By Rabbi Daniel Travis
Reuven heard and determined to save [Yosef] from their hands. “Don’t
spill blood...You can throw him into this pit in the desert and you won’t
have to lay a hand on him.” His plan was to rescue [Yosef] and bring him
back to his father. (Bereshith 37:21-22)
Reuven tried to convince his brothers that he hated Yosef just as they
did, and, like them, wanted him killed. He recommended that they put Yosef
in a place where he would die without their intervention, rather than
being the ones to shed his blood. His real intentions, however, were to
return later to remove Yosef from the pit, in order to save his life.1 In doing so, Reuven showed astute
persuasion skills, for he felt that were he to state outright that he did
not agree that Yosef should be killed, his brothers would reject his
opinion out of hand.
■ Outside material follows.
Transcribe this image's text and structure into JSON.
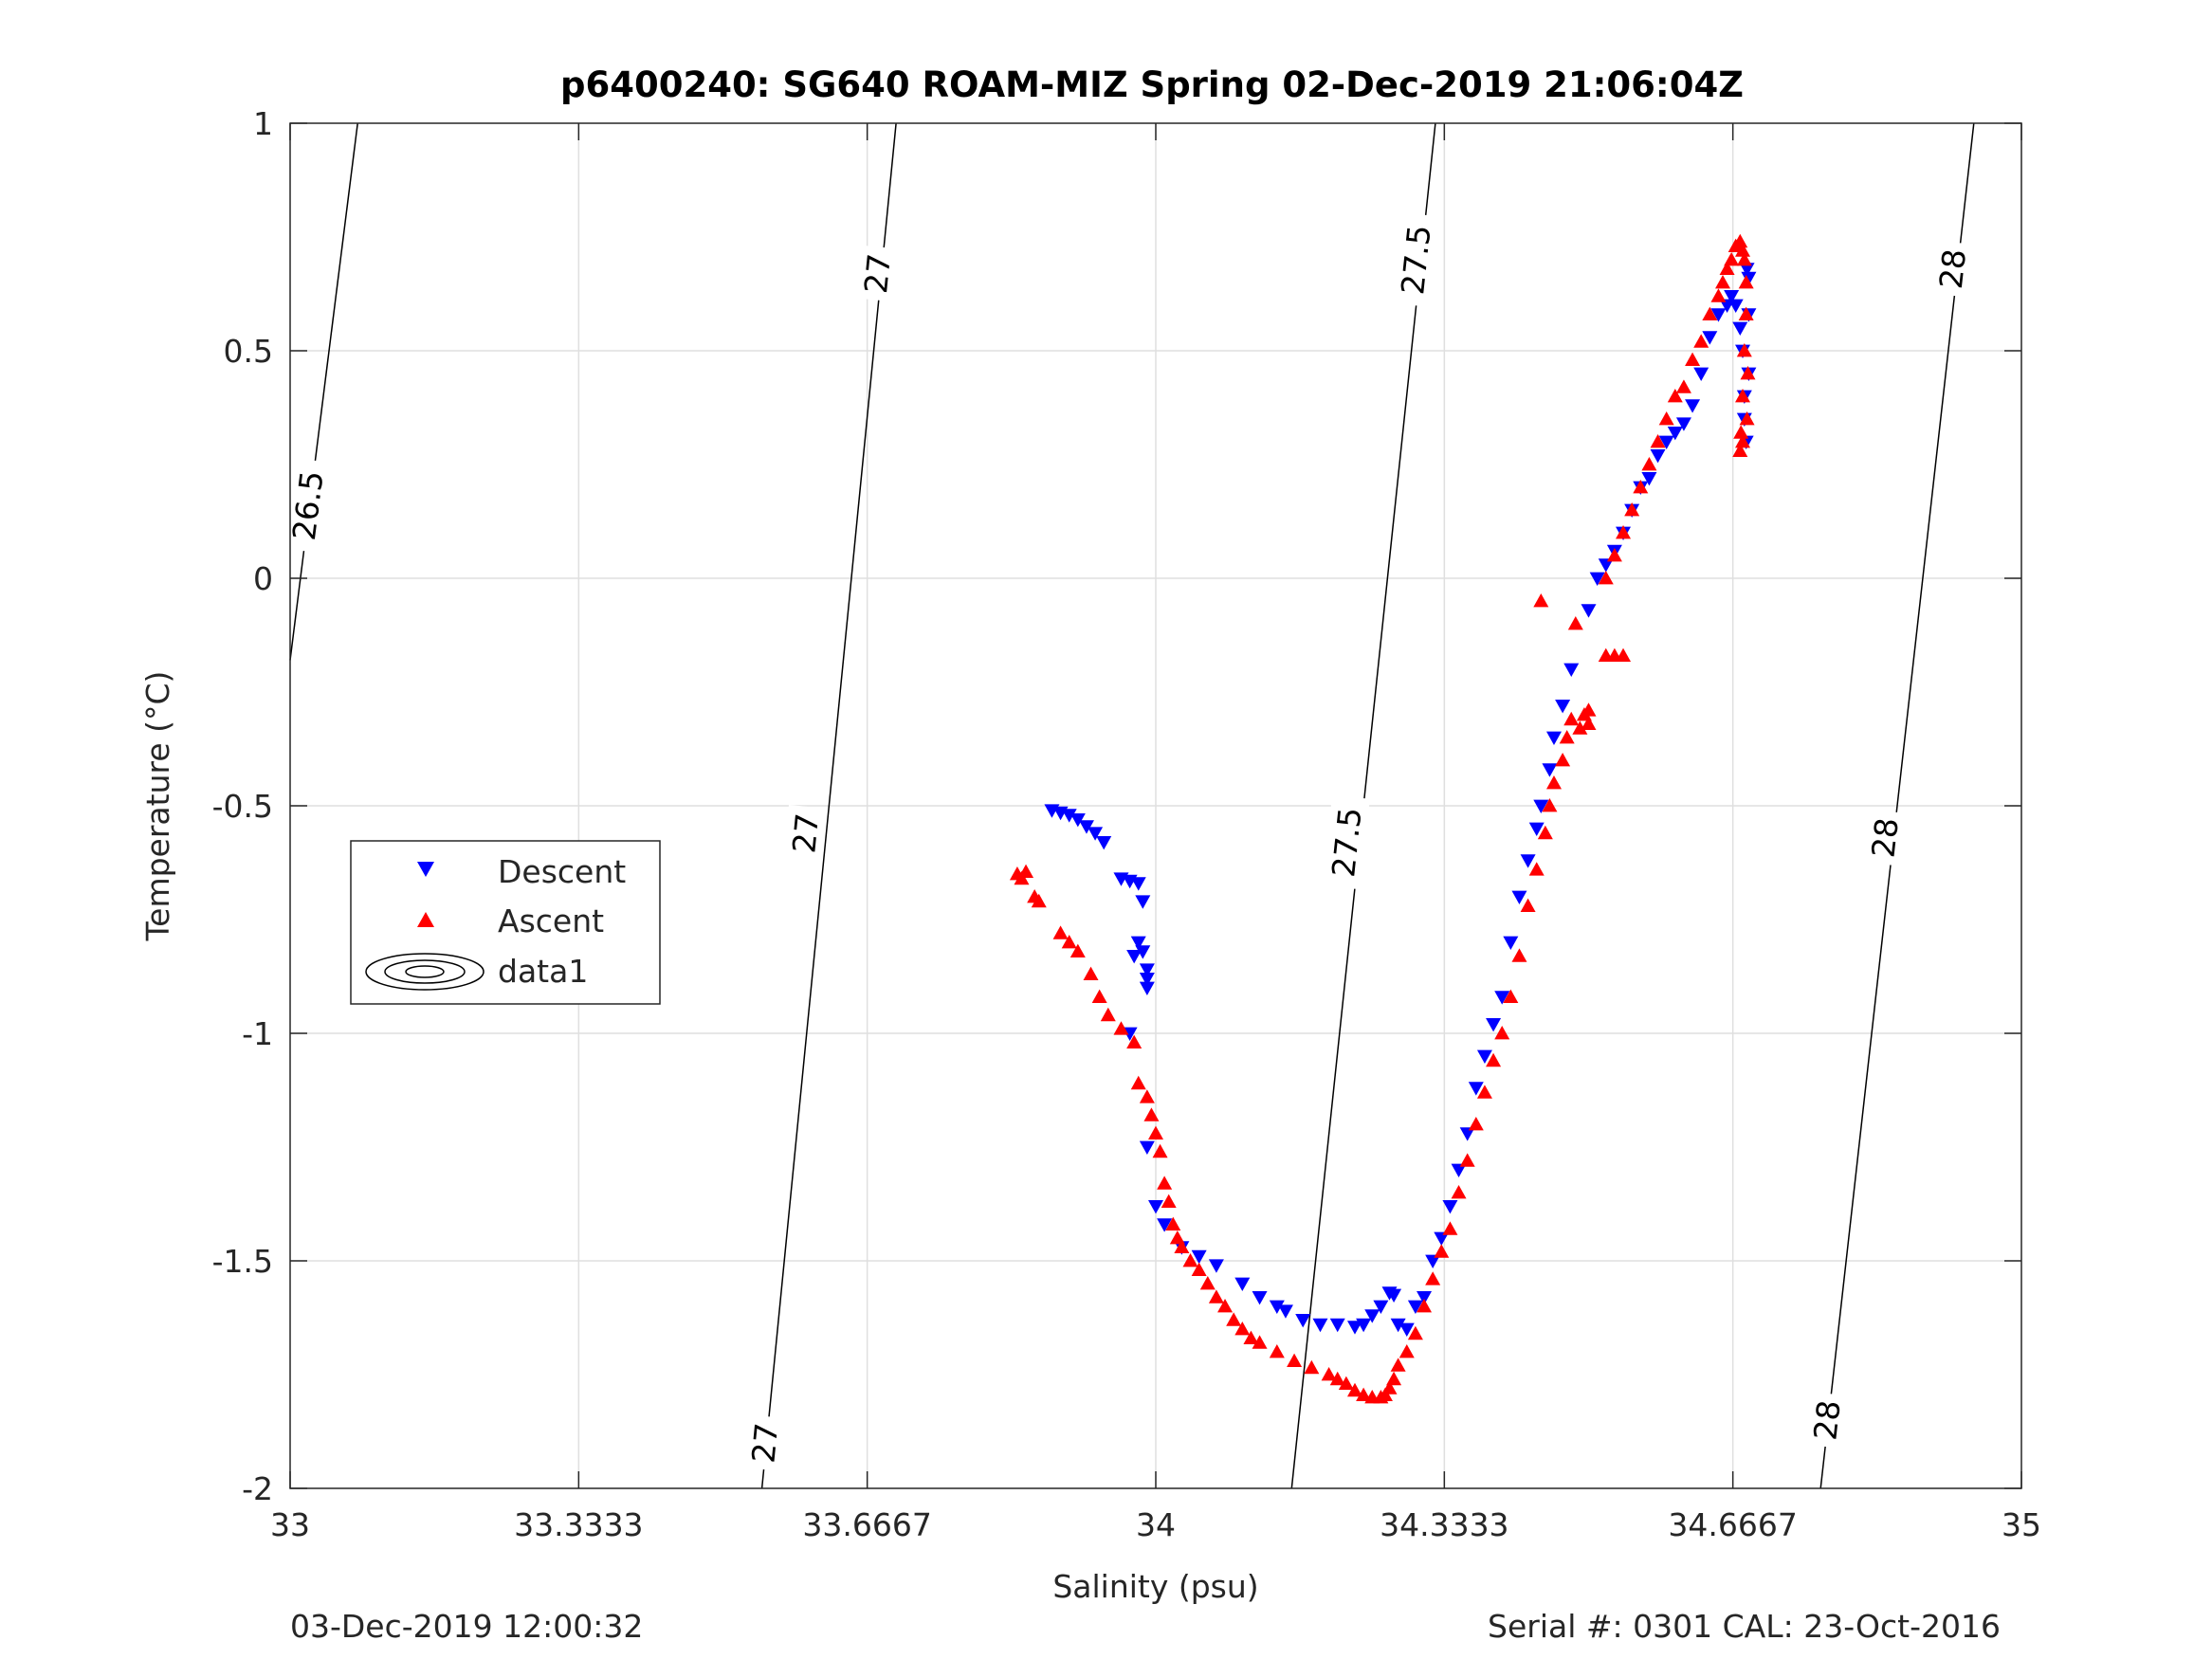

He thus asked his brothers not to “spill blood,” but
he did not try to convince them that Yosef should not die. He pretended to
go along with their plan so that they would be more likely to agree to
Often people find themselves in situations in which peer pressure seems
to “force” them to do something that runs counter to their personal
standards, something they would not otherwise do. At times it is
preferable to pretend to go along with the crowd in order to influence the
others to improve.
For example, there are those who do not wish to become drunk on Purim, yet
others try to convince them to drink more. If someone is asked on Purim if
he is drunk, he is permitted to respond in the affirmative even if he is
not drunk at all.3 Although there is a
mitzvah to get drunk on Purim, this does not mean that one may throw off
the yoke of the rest of the mitzvoth.4
A Torah scholar must be especially careful to remain in control, so that
the revelry of Purim does not get out of hand and the holiday does not
become a day of chaos and pandemonium. For this reason, someone who is
sober may say that he is drunk, in order to maintain the spirit of the day
without forfeiting his clarity of thought.
1 Ramban on Bereshith 37:21-22.
2 Rabbeinu Bachyeh.
3 Maharasha, Bava Metzia 23b.
4 Rav Moshe Sternbach, Moadim U’Zemanim 6,109.